The emergence of antibiotic resistance has often been blamed on the practice of over-prescribing the medications by physicians. While this has certainly been a factor, a new study suggests that online pharmacies in the UK could also be contributing to this global health issue by allowing patients to obtain antibiotics without a prescription.
In the UK, as in other parts of the world, antibiotics are only available by prescription. This allows physicians to make decisions regarding not only whether antibiotic drugs are appropriate to treat a specific patient, but also what dose and duration of treatment are necessary.

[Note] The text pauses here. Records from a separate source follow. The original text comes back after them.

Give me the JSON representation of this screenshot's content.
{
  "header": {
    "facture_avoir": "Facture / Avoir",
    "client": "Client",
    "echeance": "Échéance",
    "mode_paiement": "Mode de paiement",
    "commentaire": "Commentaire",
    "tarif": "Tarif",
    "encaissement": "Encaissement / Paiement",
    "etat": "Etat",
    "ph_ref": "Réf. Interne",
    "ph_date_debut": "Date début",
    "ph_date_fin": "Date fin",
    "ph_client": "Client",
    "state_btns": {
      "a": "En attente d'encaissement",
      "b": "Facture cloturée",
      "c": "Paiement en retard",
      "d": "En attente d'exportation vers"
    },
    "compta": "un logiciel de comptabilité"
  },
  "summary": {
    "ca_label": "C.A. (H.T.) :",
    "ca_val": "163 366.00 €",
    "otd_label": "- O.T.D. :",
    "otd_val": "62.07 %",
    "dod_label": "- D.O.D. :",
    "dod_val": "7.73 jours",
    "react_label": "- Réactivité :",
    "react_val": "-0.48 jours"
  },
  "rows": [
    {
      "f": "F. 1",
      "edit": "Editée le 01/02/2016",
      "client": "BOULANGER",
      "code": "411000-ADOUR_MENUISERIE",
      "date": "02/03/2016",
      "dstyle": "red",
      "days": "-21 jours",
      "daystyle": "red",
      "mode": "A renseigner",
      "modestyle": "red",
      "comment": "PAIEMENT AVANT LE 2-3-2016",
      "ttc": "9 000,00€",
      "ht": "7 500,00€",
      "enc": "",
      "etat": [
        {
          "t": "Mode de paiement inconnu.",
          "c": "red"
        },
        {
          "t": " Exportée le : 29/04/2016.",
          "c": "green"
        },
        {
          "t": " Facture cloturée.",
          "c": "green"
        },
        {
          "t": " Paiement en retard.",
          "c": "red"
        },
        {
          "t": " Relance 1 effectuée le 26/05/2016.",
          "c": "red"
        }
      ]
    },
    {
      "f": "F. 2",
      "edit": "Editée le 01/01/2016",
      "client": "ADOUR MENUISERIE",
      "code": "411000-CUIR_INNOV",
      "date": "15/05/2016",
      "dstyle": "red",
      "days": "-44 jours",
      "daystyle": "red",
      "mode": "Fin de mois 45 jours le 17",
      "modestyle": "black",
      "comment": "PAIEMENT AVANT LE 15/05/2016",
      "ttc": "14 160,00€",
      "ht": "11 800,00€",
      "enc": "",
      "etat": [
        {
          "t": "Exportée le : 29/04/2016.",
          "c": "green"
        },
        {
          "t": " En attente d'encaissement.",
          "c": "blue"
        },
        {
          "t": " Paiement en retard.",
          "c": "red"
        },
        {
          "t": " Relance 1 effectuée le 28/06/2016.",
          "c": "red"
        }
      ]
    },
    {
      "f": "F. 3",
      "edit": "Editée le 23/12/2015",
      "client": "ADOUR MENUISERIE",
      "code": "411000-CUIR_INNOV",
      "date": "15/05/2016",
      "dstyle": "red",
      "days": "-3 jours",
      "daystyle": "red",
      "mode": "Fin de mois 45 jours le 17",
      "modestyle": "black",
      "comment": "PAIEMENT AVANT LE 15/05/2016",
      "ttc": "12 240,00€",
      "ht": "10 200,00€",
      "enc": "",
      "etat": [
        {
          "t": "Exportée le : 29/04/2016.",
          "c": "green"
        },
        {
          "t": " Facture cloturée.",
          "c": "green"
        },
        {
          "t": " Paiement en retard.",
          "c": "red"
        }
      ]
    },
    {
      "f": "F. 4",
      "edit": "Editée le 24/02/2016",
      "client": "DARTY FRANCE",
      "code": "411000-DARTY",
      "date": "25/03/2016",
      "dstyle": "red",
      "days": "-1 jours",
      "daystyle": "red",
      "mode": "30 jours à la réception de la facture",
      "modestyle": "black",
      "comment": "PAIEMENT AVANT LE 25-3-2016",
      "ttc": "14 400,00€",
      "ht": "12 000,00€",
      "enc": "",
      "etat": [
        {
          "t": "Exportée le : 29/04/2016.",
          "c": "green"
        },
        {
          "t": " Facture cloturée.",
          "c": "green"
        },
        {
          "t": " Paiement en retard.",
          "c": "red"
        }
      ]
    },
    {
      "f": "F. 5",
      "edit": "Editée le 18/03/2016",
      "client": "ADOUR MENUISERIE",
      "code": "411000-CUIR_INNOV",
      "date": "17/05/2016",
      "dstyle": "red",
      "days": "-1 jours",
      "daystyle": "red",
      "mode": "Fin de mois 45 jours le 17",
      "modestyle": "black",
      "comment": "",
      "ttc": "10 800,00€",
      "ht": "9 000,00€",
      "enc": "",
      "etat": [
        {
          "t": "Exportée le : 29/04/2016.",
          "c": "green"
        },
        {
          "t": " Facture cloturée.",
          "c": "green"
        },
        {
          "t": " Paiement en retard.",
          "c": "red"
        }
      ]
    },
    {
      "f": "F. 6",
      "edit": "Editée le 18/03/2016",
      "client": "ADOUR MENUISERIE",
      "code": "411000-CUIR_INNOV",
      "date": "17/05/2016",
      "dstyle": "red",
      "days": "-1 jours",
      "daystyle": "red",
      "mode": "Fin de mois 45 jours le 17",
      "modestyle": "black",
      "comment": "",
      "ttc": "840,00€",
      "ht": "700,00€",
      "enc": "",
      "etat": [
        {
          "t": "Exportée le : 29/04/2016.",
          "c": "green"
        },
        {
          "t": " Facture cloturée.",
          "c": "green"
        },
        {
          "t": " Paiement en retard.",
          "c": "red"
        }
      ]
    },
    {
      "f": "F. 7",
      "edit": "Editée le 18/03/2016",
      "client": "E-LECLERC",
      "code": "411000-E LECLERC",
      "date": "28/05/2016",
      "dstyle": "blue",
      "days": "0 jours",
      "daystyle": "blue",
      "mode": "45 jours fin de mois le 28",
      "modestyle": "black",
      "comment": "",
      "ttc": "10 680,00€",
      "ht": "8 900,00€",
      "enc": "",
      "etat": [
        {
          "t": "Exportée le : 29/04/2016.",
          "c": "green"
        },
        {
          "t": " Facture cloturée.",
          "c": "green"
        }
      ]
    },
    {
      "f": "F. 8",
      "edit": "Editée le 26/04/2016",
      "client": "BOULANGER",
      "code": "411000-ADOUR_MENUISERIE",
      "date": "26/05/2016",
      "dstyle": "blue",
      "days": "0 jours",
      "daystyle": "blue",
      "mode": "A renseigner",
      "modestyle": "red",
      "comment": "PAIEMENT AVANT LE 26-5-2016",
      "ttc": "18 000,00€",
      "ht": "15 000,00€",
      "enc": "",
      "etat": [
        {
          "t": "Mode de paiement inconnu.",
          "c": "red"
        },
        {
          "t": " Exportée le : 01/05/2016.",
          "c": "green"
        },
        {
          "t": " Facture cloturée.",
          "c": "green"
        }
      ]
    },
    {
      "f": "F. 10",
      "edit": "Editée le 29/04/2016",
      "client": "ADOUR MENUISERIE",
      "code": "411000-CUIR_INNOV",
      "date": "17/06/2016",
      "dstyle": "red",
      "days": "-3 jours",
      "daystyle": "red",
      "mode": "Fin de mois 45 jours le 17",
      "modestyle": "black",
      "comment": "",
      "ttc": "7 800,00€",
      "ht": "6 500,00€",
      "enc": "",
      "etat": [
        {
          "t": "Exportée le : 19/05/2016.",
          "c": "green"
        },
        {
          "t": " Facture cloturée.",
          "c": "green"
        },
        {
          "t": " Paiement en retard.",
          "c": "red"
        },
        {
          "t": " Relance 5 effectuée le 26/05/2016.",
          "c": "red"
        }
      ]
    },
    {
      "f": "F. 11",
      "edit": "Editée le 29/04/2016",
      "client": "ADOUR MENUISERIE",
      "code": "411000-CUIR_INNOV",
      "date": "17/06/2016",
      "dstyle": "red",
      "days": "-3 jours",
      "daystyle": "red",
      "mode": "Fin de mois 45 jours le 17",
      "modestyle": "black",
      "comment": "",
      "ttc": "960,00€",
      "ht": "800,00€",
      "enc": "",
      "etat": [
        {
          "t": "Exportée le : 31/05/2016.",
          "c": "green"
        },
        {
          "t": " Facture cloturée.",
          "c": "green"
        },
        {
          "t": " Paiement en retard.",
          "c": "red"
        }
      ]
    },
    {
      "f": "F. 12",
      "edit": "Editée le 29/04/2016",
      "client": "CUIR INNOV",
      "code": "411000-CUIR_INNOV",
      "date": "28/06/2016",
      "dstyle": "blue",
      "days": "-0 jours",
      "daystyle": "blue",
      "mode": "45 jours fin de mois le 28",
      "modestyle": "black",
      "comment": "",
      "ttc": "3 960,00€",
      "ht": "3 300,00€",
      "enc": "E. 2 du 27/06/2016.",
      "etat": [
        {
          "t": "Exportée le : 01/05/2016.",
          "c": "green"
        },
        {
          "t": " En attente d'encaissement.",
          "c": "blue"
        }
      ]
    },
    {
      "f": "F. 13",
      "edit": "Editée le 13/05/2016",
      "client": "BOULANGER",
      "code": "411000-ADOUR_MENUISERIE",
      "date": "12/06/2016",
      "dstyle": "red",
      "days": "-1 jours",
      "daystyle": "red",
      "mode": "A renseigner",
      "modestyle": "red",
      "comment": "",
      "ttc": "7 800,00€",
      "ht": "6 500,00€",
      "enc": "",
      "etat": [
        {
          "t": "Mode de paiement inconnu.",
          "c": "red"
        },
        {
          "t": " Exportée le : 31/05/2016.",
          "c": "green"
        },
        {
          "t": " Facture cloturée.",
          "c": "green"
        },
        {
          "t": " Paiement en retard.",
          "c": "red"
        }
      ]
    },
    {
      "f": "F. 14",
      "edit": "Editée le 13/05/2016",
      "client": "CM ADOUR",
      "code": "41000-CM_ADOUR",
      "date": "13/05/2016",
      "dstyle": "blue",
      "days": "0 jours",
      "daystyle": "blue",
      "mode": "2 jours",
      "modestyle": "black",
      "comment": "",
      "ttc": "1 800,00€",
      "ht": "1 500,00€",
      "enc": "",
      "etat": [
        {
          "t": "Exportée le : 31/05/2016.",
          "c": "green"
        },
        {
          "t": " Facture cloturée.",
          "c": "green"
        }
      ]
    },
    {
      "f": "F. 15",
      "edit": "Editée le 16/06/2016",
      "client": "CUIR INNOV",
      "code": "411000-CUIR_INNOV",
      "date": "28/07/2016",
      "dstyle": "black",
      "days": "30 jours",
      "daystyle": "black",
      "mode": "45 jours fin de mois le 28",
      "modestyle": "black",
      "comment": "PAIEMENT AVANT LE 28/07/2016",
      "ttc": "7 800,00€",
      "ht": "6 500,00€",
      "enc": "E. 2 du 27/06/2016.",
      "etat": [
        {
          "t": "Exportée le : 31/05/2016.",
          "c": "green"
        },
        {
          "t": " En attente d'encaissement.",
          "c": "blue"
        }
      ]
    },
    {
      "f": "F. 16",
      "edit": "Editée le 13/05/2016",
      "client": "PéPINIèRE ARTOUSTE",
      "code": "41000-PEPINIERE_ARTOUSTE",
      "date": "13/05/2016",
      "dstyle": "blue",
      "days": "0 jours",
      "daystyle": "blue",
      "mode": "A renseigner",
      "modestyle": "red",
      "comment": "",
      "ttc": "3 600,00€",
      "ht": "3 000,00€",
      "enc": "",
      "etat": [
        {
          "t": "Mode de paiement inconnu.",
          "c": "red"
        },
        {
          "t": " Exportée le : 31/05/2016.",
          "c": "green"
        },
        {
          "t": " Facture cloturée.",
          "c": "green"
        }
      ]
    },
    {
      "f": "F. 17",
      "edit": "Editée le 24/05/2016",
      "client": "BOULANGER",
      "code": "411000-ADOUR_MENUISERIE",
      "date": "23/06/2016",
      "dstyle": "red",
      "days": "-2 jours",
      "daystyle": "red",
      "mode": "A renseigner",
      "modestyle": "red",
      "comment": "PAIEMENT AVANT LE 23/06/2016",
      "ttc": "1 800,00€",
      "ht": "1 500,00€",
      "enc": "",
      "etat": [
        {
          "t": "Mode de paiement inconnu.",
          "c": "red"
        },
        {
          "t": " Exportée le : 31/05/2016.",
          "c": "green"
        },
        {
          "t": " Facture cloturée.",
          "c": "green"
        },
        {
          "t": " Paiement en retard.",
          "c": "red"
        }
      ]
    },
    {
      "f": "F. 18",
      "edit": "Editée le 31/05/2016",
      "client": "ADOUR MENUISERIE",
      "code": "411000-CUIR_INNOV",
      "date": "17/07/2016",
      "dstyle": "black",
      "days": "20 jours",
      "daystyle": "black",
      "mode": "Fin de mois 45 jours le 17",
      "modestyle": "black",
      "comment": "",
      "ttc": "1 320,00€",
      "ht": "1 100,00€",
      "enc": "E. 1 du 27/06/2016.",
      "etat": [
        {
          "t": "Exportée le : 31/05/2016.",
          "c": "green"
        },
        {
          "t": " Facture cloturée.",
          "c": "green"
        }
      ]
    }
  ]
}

This previously unstudied online pharmacy market was analyzed by researchers at Imperial College London, and their results were published in the Journal of Antimicrobial Chemotherapy. By searching the term, ‘buy antibiotics online’ on Google and Yahoo, the researchers identified the top 20 online pharmacies present in the search results. Online pharmacies must register with the Medicines and Healthcare products Regulatory Agency (MHRA) and the General Pharmaceutical Council (GPhC) in order to be considered reputable.
The researchers found that antibiotics could be obtained without a prescription through 45 percent of the small number of online pharmacies studied. What’s more, only five of the 20 online pharmacies studied showed evidence that they were registered with both the MHRA and the GPhC.
The only online outlets found to be properly registered were the websites for recognized UK pharmacies with physical locations across the country. All five of these ‘high street pharmacies’ were also compliant with UK regulations by requiring a prescription before antibiotics would be delivered.
“These findings are a real concern, and raise several important issues regarding antibiotic resistance and patient safety with online pharmacies,” said Dr. Sara Boyd, NIHR Academic Clinical Fellow in Infectious Diseases and Microbiology at Imperial, and primary author of the publication. “Our study paves the way for larger, more thorough research into this worrying new trend so that we can ensure patient safety and promote the responsible use of antibiotics in all areas of healthcare provision.”
Alarmingly, 16 of the online pharmacies gave customers the option of choosing their antibiotic dosages, durations, and type of treatment – a practice that could potentially lead to inappropriate antibiotic use and eventual development of antibiotic resistance. To complicate matters, only 70 percent of these online pharmacies provided customers with safety information for a given drug – including side effects and contraindications – and only 30 percent required customers to complete a health questionnaire before dispensing the drug.
“If you have a concern about your health, visit your GP, get a correct diagnosis and if medicines are prescribed, buy them from a legitimate source,” said an MHRA spokesperson in response to the study findings. “Medicines purchased outside the regulated supply chain or from illegitimate sources may be untested. That means there’s no way of knowing what’s in them or what they might do to your health – in the short term or long term. Chances are they simply will not work but they may contain potentially harmful ingredients. The consequences can be very serious.”